Football is the gospel.

Those on courses wear club kit, take part in training sessions and stage mock post-match press conferences. It’s partly about growing confidence. And what’s more it works.

“It works at Sunderland and Manchester United but it also works at Morecambe and Skelmersdale,” he said. “The possibilities are endless. I wouldn’t be doing it if I didn’t believe it could work.

“I have seen it work. It fulfilled something for me. It gave me an opportunity to be involved in football – in sport – and I have got a lot of contacts in that world.

“I am more involved on the setting up, liaising with clubs and contract negotiations. A lot of the work I do is meeting with people, such as the Professional Footballers’ Association, which puts a lot of money into community programmes for the clubs.

“There are people at many stages of their lives (that come to us). They may have worked for 20 years. They may have been really successful people and they have had a setback, and another setback, and all of a sudden their confidence has gone.

“It happened to me a couple of times in my career but I had the support there – of family – and the self-belief to come back. Some people don’t have that support and that’s what we try to give.

“It’s the teamwork ethic. We use the same principles of a football team – communication, responsibility – all these things some people can find challenging.

“To turn up at the right time, with the right kit, is a simile for going to work with the right equipment and some people find that difficult. It is simple things.

“Instead of saying to somebody ‘we are going to work on your interview techniques’ we turn it into something more interesting. We will put a video camera out and say they are post-match interviews. We’ll even go to the areas of the stadium where the managers would do it.”

Gabbiadini has a hands-on role. He still gets the boots on for training sessions and the 42-year-old reckons it’s amazing the impact this work can have on a person.

He added: “There was a guy at Sunderland last year who didn’t want to do the activity we were doing. We were coaching and there was some football going on. It wasn’t that it was to a high standard – it was more the involvement.

“He didn’t want to get involved but we had a video camera. They gave it to him and he started doing interviews and grabbing people from the session. He really came out of his shell and they couldn’t get the camera from him.

“It is amazing how that one day meant, for the rest of the course, he really came out of himself.

“We also talk about interviews and that some people can have many without succeeding. We brought up the example of the Ghana player, Asamoah Gyan, in the World Cup.

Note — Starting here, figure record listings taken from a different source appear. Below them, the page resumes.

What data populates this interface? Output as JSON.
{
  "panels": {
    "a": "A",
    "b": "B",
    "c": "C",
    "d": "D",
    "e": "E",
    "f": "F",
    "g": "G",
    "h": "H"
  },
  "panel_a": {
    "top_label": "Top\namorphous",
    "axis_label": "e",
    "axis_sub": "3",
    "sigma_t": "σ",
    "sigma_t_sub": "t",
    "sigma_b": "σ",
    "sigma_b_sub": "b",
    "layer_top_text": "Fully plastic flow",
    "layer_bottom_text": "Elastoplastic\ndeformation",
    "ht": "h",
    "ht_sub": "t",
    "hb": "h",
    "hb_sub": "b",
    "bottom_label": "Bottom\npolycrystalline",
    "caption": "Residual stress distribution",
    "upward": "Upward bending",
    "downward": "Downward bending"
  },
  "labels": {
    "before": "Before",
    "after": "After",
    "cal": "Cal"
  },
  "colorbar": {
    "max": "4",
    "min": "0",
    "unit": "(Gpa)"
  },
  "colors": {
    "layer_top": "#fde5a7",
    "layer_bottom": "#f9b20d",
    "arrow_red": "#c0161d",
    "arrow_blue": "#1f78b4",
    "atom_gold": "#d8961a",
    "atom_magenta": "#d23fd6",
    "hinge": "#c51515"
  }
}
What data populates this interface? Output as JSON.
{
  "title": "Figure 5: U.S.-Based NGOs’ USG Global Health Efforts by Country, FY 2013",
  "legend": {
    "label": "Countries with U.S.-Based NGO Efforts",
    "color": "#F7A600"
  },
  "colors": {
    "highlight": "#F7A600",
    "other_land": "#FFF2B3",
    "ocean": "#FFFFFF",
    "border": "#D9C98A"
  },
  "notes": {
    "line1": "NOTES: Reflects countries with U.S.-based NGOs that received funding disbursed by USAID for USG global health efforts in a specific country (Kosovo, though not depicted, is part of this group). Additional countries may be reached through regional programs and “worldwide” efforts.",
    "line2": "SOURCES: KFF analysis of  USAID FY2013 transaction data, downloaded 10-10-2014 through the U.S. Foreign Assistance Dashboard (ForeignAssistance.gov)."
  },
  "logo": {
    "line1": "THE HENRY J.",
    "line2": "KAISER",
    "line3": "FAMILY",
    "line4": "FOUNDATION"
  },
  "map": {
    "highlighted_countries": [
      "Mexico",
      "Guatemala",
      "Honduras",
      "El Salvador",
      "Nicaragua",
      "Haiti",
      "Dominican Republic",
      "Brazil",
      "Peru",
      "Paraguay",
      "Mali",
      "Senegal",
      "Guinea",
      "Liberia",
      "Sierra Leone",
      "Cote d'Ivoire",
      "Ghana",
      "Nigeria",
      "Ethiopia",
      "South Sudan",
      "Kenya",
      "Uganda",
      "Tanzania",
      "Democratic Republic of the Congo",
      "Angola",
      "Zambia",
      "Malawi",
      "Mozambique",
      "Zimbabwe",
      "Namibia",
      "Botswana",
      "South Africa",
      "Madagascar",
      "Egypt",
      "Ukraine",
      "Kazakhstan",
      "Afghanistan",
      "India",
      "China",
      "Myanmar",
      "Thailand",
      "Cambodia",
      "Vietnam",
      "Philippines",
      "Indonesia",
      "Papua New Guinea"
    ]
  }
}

“He missed a penalty and five minutes later he had to take another one. It’s about the mental strength that you need to do that. We take it for granted but he took a massive set-back and then had to step up to the plate again.

“It’s showing people that it can be done. It’s very powerful when 20 unemployed people are watching this video. It’s not quite the same thrill (as scoring goals), but almost. It’s fulfilling in a different way and the challenge for us is to get out there. We do a lot of work to create the opportunities. We’ve never been turned down by a football club yet.”

Gabbiadini started his career at York, scoring 18 goals, before moving on to Sunderland and says he still looks out for their results. Although not born in the Minster city, he regards it as home.

“I am pleased they are still in existence – there was a time where that was hanging in the balance,” he added. “I’m a believer that we have five professional leagues in this country. The standard of football is good and York’s football in the play-off final, in the second half, was as good as the Third and Fourth Division used to be.

“The challenge to get out of the Conference each year is difficult because there are some big names in there. It’s big challenge as there are always one or two clubs throwing money at it each season.

“I always look for their results and hope they do well, but financially it’s difficult to get out of that division.”